In conclusion, our results suggest that species carrying a sequence with K31, Y41, N90, and K353 are likely to be susceptible to infection by SARS-CoV-2 (including Homo sapiens, Macaca mulatta, Felis catus, Rhinolophus sinicus, Manis javanica, and Pelodiscus sinensis) while others should be less susceptible to infection except if the virus adapts a second receptor for cellular binding and entry. The combination of 3-D structure analysis and electrostatic potential surface was quite informative. We found that the substitution of human ACE2 regions 30-41, 82-93 and 353-358 by the corresponding regions from Rhinolophus sinicus, Mus musculus, and Xenopus tropicalis species did not significantly changed the 3-D structure of ACE2 but modify the electrostatic potential surface of the molecule. These modifications are likely to be sufficient to alter the interaction of SARS-CoV-2 spike with the variants ACE2. The crystal structure analysis of ACE2 suggested the presence of several hinge regions and N-glycosylations 68, including the glycosylation of N90 considered essential for SARS- CoV-2 binding.

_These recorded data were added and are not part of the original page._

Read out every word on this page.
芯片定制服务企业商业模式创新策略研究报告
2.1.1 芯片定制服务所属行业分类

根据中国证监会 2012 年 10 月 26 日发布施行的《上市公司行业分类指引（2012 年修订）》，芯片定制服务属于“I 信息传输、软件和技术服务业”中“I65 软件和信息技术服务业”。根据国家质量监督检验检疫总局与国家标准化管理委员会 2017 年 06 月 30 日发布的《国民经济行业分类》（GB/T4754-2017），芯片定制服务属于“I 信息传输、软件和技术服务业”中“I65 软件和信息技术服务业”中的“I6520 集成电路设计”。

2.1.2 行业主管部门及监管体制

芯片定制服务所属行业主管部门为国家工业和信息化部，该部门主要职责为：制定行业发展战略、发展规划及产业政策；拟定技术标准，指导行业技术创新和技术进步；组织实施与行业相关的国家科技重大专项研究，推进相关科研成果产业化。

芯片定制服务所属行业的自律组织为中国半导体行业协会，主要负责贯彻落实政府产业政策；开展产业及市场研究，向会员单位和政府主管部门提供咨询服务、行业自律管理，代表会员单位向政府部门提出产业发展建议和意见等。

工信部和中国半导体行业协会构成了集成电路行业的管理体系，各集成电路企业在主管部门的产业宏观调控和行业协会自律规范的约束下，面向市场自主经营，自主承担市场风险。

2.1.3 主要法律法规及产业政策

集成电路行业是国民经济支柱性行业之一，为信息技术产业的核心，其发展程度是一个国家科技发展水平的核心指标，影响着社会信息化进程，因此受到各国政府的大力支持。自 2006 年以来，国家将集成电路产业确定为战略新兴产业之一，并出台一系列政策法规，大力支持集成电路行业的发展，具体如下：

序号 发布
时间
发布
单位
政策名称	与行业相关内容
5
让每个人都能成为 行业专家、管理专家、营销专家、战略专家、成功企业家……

This may explain why N90 may be very important for infection of host cells. Among the various in vitro antiviral activities of chloroquine described to date, it has been suggested that this molecule could prevent the glycosylation of ACE2 69,70. We could hypothesize that chloroquine blocks the N-glycosylation at position 90 of the ACE2 sequence, thereby preventing the attachment of SARS-CoV and SARS-CoV-2 spike to the receptor.